Here are some of the first drawings of a design of the capsule for the Spica rocket
Here are some of the first drawings of a design of the capsule for the Spica rocket

The first will be a so called boiler plate model of the pressure hull made in steel. This is to use the same model for several tasks. It is being used to determine the location of systems that has to do with the astronaut. That would be things like seat design and –placement, hatch size and –placement, porthole size and –placement etc. Another thing that we can use a sturdy and rigid enough model to do drop tests, to evaluate different deformation structures. These will reduce the shock effect on the astronaut when the capsule has the splashdown when landing.

We are working on a budget and purchasing the materials for the capsule so we can begin building something tangible, so expect some small updates and pictures of the production of the model here on the site and on social media in the coming time.
When we are a bit further in the design process we will begin to add more of the identified systems to the boiler plate model. Here there is another advantage of using steel: it is easy to weld on and cut off new things.
It is still a bit to early to talk about the different systems. We will share that when we are a little further ahead.”
Martin H. Petersen, CS Capsule Lead

In Copenhagen Suborbitals


Our Nexø II rocket is ready and will be launched in the spring of 2018.

“The Nexø II rocket will be  the most advanced rocket build and launched by CS so far. The Nexø rocket class is a technology demonstrator in advance of building the significantly bigger Spica rocket that will take our astronaut to space. Thus, Nexø is an important part of the Spica roadmap and the technology developed and used in the Nexø class will be used in the Spica rocket.

Design and development

Just as Nexø I the Nexø II rocket is powered by our own BPM5 engine providing a nominal thrust of 5000 N running on ethanol and liquid oxygen. It has a body diameter of 300 mm, a total length of 6.7 m and a dry weight of about 178 kg. With a target filling ratio of 85% propellants it will carry 114 kg propellants for a Gross Lift-Off Weight (GLOW) of 292 kg.

Nexø II is actively guided by our own custom build Guidance and Navigation Computer (GNC). A set of four graphite jet vanes are used as the Thrust Vector Control system (TVC) commanded by the GNC. The system is identical to the one successfully used on the Nexø I mission. The animation below illustrates the perfect performance of the TVC system on the Nexø I rocket.

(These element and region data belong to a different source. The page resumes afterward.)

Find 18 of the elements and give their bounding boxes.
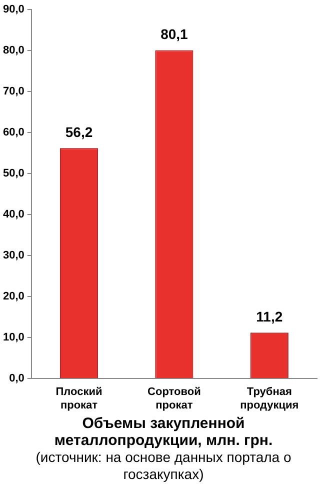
text: (источник: на основе данных портала о госзакупках)	[34, 449, 292, 483]
text: Объемы закупленной металлопродукции, млн. грн.	[53, 415, 274, 449]
y-tick-label: 20,0	[2, 290, 24, 303]
y-tick-label: 70,0	[2, 86, 24, 98]
y-tick-label: 30,0	[2, 250, 24, 262]
y-tick-label: 10,0	[2, 332, 24, 344]
data-label: 80,1	[160, 26, 188, 42]
y-tick-label: 60,0	[2, 126, 24, 139]
x-tick-label: Плоский прокат	[56, 386, 102, 412]
y-tick-label: 80,0	[2, 44, 24, 57]
x-tick-label: Трубная продукция	[240, 386, 299, 412]
y-tick-label: 50,0	[2, 168, 24, 180]
x-tick-label: Сортовой прокат	[148, 386, 201, 412]
data-label: 56,2	[65, 124, 93, 140]
data-label: 11,2	[256, 308, 283, 325]
y-tick-label: 40,0	[2, 208, 24, 221]
y-tick-label: 0,0	[9, 372, 24, 385]
y-tick-label: 90,0	[2, 4, 24, 16]
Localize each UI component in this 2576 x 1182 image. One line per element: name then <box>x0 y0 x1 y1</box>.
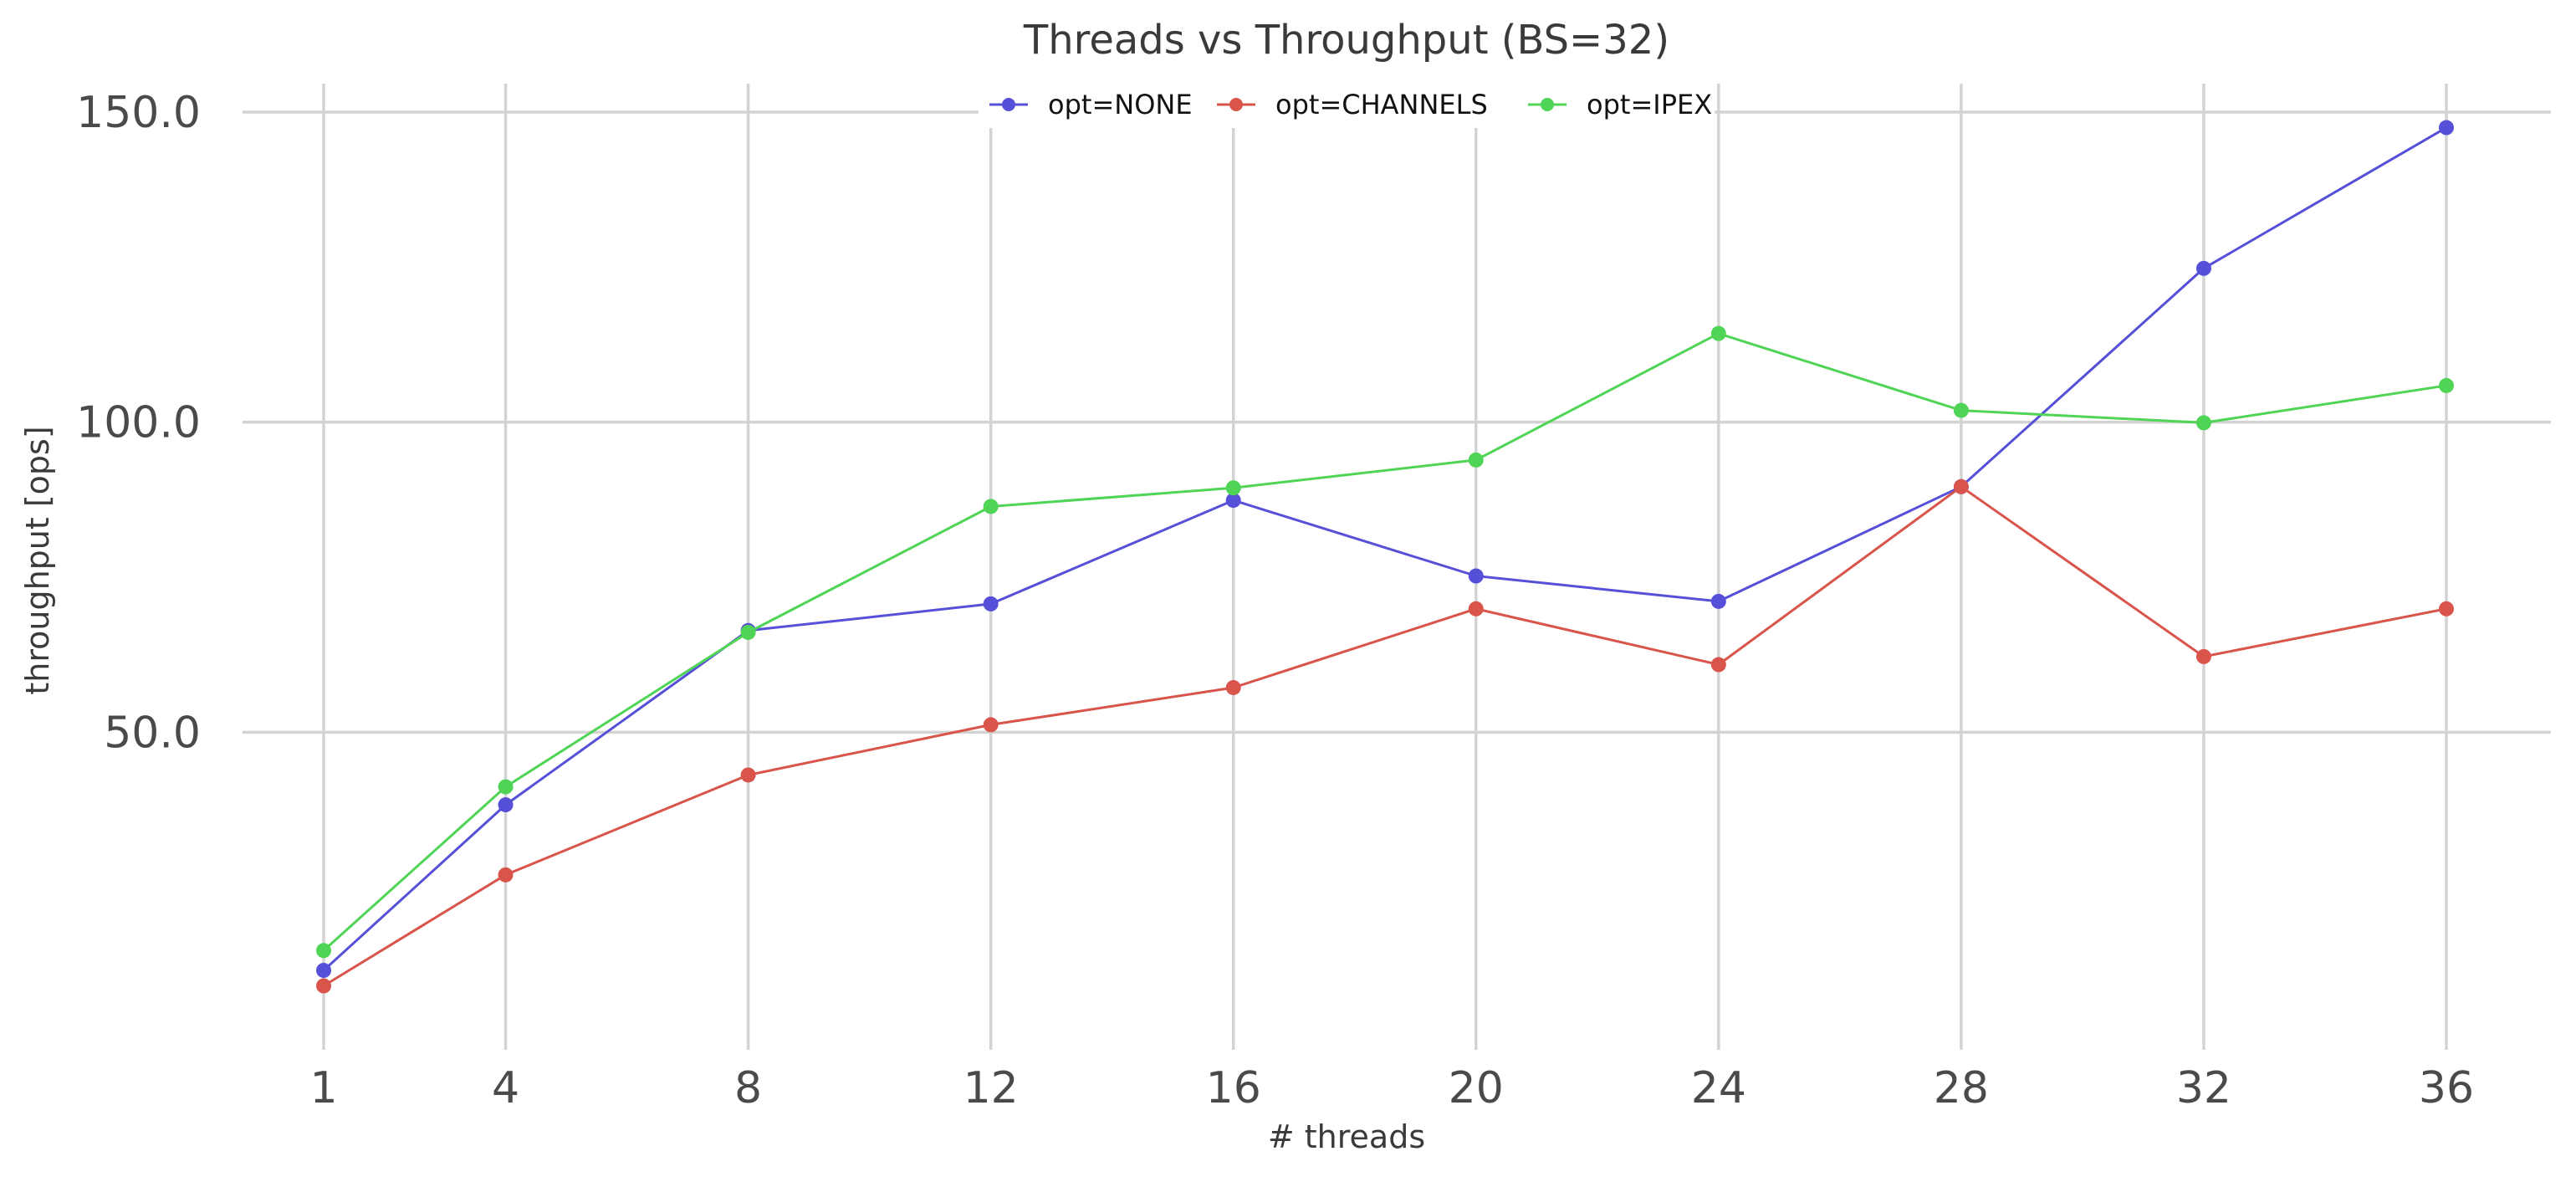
data-point <box>498 779 514 795</box>
data-point <box>1710 593 1726 609</box>
data-point <box>498 797 514 813</box>
legend-entry-label: opt=IPEX <box>1587 89 1712 120</box>
legend-entry-label: opt=NONE <box>1048 89 1193 120</box>
data-point <box>1468 568 1484 584</box>
series-group <box>316 325 2454 959</box>
series-line <box>322 332 2447 952</box>
data-point <box>316 978 331 994</box>
data-point <box>2195 260 2211 276</box>
data-point <box>316 963 331 979</box>
x-tick-label: 32 <box>2176 1063 2231 1113</box>
data-point <box>983 717 999 733</box>
x-tick-label: 12 <box>963 1063 1019 1113</box>
series-line <box>323 485 2447 987</box>
data-point <box>1710 657 1726 673</box>
series-line <box>322 126 2447 972</box>
y-tick-label: 100.0 <box>76 398 201 448</box>
series-group <box>316 478 2454 994</box>
y-tick-label: 150.0 <box>76 88 201 138</box>
tick-labels: 50.0 100.0 150.0 1 4 8 12 16 20 24 28 32 36 <box>76 88 2474 1113</box>
x-axis-label: # threads <box>1268 1118 1425 1155</box>
chart-title: Threads vs Throughput (BS=32) <box>1023 17 1669 64</box>
data-point <box>1225 480 1241 496</box>
data-point <box>316 943 331 959</box>
legend-background <box>979 79 1715 128</box>
legend-marker-swatch <box>1541 98 1554 111</box>
data-point <box>1468 452 1484 468</box>
x-tick-label: 20 <box>1449 1063 1504 1113</box>
data-point <box>2439 601 2454 617</box>
y-axis-label: throughput [ops] <box>19 426 56 694</box>
legend: opt=NONE opt=CHANNELS opt=IPEX <box>979 79 1715 128</box>
legend-marker-swatch <box>1229 98 1243 111</box>
data-point <box>1710 325 1726 341</box>
data-point <box>2195 415 2211 431</box>
data-point <box>983 499 999 514</box>
data-point <box>1953 402 1969 418</box>
x-tick-label: 4 <box>492 1063 519 1113</box>
x-tick-label: 1 <box>309 1063 337 1113</box>
data-point <box>983 596 999 611</box>
series-lines <box>316 120 2454 994</box>
data-point <box>740 767 756 783</box>
x-tick-label: 16 <box>1206 1063 1261 1113</box>
data-point <box>2439 377 2454 393</box>
data-point <box>498 867 514 883</box>
x-tick-label: 8 <box>734 1063 762 1113</box>
y-tick-label: 50.0 <box>104 708 201 758</box>
data-point <box>740 624 756 640</box>
x-tick-label: 24 <box>1691 1063 1746 1113</box>
series-group <box>316 120 2454 979</box>
x-tick-label: 28 <box>1934 1063 1989 1113</box>
data-point <box>1225 493 1241 509</box>
data-point <box>2195 648 2211 664</box>
grid-lines <box>243 84 2551 1050</box>
legend-marker-swatch <box>1002 98 1015 111</box>
x-tick-label: 36 <box>2419 1063 2474 1113</box>
data-point <box>1225 679 1241 695</box>
data-point <box>2439 120 2454 136</box>
legend-entry-label: opt=CHANNELS <box>1275 89 1488 120</box>
data-point <box>1468 601 1484 617</box>
data-point <box>1953 478 1969 494</box>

Nexø II is in many aspects identical to Nexø I, we have however implemented a few changes and newcomings:

Dynamic Pressure Regulation (DPR) including a 6000 standard liter (20 liter @ 300 bar) helium tank

Problematic LOX tank vent valve changed for cryo compatible model

LOX tank filling monitored by capacitive gauge

The main feature of the Nexø II rocket is the implementation of the DPR system. The system provides high pressure helium to the propellant tank as they are emptied in order to maintain the feed pressure and in turn the combustion chamber pressure inside the engine. This allows the engine to run at its optimal operating point throughout the entire flight.

To ensure correct filling of the LOX tank during launch preparations we have recently developed a capacitive level sensor calibrated for liquid oxygen. This will allow us to fill the LOX tank with a significantly higher accuracy than what was possible on Nexø I.

Expected flight performance

The primary consequence of the implementation of the DPR system is that Nexø II can have a higher filling ratio and better propellant efficiency than Nexø I. This means that Nexø II will have significantly more total impulse available. It is however also heavier.

With a GLOW if 292 kg and an effective thrust of 4500 N (10% lost to drag on jet vanes) Nexø II will accelerate at an initially modest 5.6 m/s^2 when leaving the launch tower. After 43 seconds of flight it will have depleted its propellants and reached a speed of 1280 km/h or Mach 1.14 at an altitude of 7 km. From here it will coast to apogee at 12.6 km. Upon descent it will deploy a ballute and parachute based landing system to land in the ocean.

Thus Nexø II is neither intended to set altitude or speed records. It is entirely a demonstrator vehicle that will hopefully show we are on track for implementing the same technology in the Spica rocket.”